Des échantillons lunaires étudiés à Poitiers pour comprendre leur aimantation

Quatre échantillons de roches lunaires recueillis lors des missions Apollo et fournis par la NASA sont actuellement à l'étude à Poitiers durant quelques jours. Pour vérifier une hypothèse sur l'origine du champ magnétique de la Lune, une simulation expérimentale a été mise au point par un consortium de chercheurs français : le Centre européen de recherche et d'enseignement des géosciences de l'environnement (Université Paul Cézanne / CNRS / IRD / Collège de France / Université de Provence), le Laboratoire de combustion et de détonique (CNRS) et le Laboratoire pour l'application des lasers de puissance (CNRS). Les scientifiques font subir aux roches lunaires placées dans un champ magnétique contrôlé des chocs induits par impulsion laser, puis ils analysent l'aimantation ainsi acquise par ces roches.
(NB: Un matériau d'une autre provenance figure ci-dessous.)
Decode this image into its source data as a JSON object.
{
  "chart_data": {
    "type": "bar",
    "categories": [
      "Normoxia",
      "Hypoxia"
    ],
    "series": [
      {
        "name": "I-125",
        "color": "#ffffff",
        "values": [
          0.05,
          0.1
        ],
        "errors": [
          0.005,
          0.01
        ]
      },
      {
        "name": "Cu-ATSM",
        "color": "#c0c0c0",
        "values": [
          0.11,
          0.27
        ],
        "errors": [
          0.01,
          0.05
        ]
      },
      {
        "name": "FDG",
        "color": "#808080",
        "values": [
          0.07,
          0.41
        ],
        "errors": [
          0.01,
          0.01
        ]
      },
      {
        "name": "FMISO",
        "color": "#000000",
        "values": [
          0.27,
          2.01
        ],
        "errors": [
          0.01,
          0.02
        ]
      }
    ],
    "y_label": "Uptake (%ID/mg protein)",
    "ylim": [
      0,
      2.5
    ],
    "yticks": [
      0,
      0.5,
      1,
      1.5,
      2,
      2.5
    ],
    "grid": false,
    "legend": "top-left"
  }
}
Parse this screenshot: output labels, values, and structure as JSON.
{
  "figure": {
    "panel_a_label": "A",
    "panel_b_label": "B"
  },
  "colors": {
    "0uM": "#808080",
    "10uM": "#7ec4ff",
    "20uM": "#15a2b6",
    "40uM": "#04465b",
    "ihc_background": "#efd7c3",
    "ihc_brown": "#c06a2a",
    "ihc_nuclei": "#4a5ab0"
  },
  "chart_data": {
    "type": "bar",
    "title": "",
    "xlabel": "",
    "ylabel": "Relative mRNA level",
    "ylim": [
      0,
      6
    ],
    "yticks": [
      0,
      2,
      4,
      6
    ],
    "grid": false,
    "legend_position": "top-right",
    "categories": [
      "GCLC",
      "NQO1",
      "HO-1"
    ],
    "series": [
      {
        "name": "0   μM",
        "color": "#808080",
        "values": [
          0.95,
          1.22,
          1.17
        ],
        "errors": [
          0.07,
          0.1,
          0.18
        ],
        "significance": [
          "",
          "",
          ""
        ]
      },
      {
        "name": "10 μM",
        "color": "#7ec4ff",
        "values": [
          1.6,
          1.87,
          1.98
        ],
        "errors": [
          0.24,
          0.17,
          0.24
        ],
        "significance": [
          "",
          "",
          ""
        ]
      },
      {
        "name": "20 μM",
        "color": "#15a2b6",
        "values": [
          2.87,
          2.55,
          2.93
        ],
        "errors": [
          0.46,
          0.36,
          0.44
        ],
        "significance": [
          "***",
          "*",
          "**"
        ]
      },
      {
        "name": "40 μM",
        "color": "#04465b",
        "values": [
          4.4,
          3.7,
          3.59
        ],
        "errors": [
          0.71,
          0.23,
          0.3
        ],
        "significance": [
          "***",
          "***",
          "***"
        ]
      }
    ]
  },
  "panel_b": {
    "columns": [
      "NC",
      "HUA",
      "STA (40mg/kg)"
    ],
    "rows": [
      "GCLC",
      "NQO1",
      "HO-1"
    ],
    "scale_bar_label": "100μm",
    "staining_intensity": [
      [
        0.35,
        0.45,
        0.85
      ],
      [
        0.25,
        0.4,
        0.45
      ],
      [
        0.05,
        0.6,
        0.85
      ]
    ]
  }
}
Ils espèrent prouver que le champ magnétique lunaire peut avoir pour origine des impacts d'astéroïdes.

Contrairement aux champs magnétiques terrestre ou martien, le champ magnétique de la Lune est très hétérogène et le mystère reste entier sur son origine. Une publication américaine de 2008 propose un modèle numérique de l'origine du magnétisme lunaire. L'hypothèse avancée depuis les années 1970 voulait que ce champ magnétique résulte de l'activité d'une “dynamo (1) lunaire” qui se serait arrêtée il y a 3 ou 4 milliards d'années. Le modèle proposé en 2008 est tout autre : les chocs produits par chute d'objets cosmiques pourraient aimanter la surface lunaire et expliquer ce champ magnétique.

Un champ magnétique transitoire est créé lors d'impacts de comètes ou d'astéroïdes sur la surface lunaire. Ce champ est maximal à l'antipode du choc, où convergent par ailleurs les ondes de choc causées par l'impact. Les scientifiques américains ont proposé que ces deux processus simultanés entraînent l'aimantation de la zone antipodale à l'impact. Le principe est identique à celui d'un dictaphone : l'onde de choc revient à appuyer sur le “bouton d'enregistrement” de la roche lunaire, celle-ci pouvant alors recueillir le “son” c'est à dire le champ magnétique transitoire créé par l'impact. Ce champ magnétique, plus ou moins intense selon la puissance du choc, est donc conservé par la roche lunaire concernée. Le magnétisme cartographié aujourd'hui par les satellites en orbite autour de la Lune est proportionnel à cette aimantation rémanente.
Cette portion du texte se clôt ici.